Deepa Kartha, CEO and Founder of Zinda, talks about the need for greater employee engagement and shares her advice on how entrepreneurs can turn desire into destiny.
According to a joint study by Dale Carnegie Training and MSW Research, nearly three-quarters of all employees are disengaged at work. While this amount of workplace apathy might surprise some, Deepa Kartha discovered that most people tuned out at work early on in her career.
“I used to work in FinTech, and I realized that I was spending most of my time and energy motivating others. I was always wondering, ‘what is it that makes people want to do something?’ And that’s when I decided to create something that could help leaders easily engage their employees.”

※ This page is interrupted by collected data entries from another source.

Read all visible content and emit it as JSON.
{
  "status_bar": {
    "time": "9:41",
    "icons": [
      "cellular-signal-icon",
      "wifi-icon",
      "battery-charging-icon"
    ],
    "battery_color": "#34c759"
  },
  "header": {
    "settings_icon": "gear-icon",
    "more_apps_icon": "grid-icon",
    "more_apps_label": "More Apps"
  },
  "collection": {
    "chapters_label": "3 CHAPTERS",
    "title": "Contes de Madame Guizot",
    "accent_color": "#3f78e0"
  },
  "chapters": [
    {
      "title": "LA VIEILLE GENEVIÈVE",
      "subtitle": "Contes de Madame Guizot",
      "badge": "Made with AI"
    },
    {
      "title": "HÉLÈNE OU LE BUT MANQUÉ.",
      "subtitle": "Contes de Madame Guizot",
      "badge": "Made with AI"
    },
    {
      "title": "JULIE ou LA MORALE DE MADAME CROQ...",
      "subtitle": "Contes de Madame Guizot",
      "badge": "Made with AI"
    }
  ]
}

It’s a good thing that Kartha did -- after all, a whopping $11 billion is lost annually due to employee turnover. What’s more, companies with engaged teams outperform companies with disengaged employees by 202 percent. Kartha aims to help companies retain employees by automating engagement processes and leveraging creative ideas to increase participation.
“Let’s say a company has different departments. If you’re an employer, you can use Zinda to allow those departments to compete with each other. You can create an innovation challenge and pit different teams -- or even different branches -- against each other in friendly competition. That’s going to give your employees a stake in what they’re doing.”
But even Kartha admits that gamification might not be enough to sway busy employees from their desks. In fact, she says that it can be incredibly difficult to generate engagement when staff members are in the midst of their workflow.
“When people are really busy, they don’t have time to engage in anything else other than what’s in front of them. Zinda gives them the ability to participate when they want to -- so that they can actually do it in their free time.”
As a mobile app, Zinda is easily accessible by both employees and employers anytime, anywhere. Kartha’s proud of how far her product has performed but her ultimate goal is to scale the app, and she plans on using the lessons learned during WiSTEM, 1871’s accelerator program for women-founded businesses, to meet that objective.
“I came to WiSTEM because I wanted to join an ecosystem with people that I could relate to, and I wanted to learn from people who came before me. You do have to put in the work, but I think that WiSTEM is a great mix of guidance, connection, and direction.”
Kartha considers a strong community and ecosystem as essentials to success, but she also believes that mindset and preparation are just as important.
“I always say that you have to ‘nail it and then scale it.’ If you want to grow and succeed then of course your business should be ready, but you should also be ready -- not just professionally, but in your personal life as well.”
And while stress has never been a stranger for entrepreneurs, Kartha says she’s found peace of mind by reinforcing her belief in herself and her business. She takes inspiration from the Brihadaranyaka Upanishad, an ancient Indian scripture.
“There’s a line in the Upanishad that goes like this; you are what your deep, driving desire is. As your desire is, so is your will. As your will is, so is your deed. As your deed is, so is your destiny. That’s my way of saying you can make anything happen. No matter how busy you get, no matter how hard it is, know that you have a lot more control over things than you think."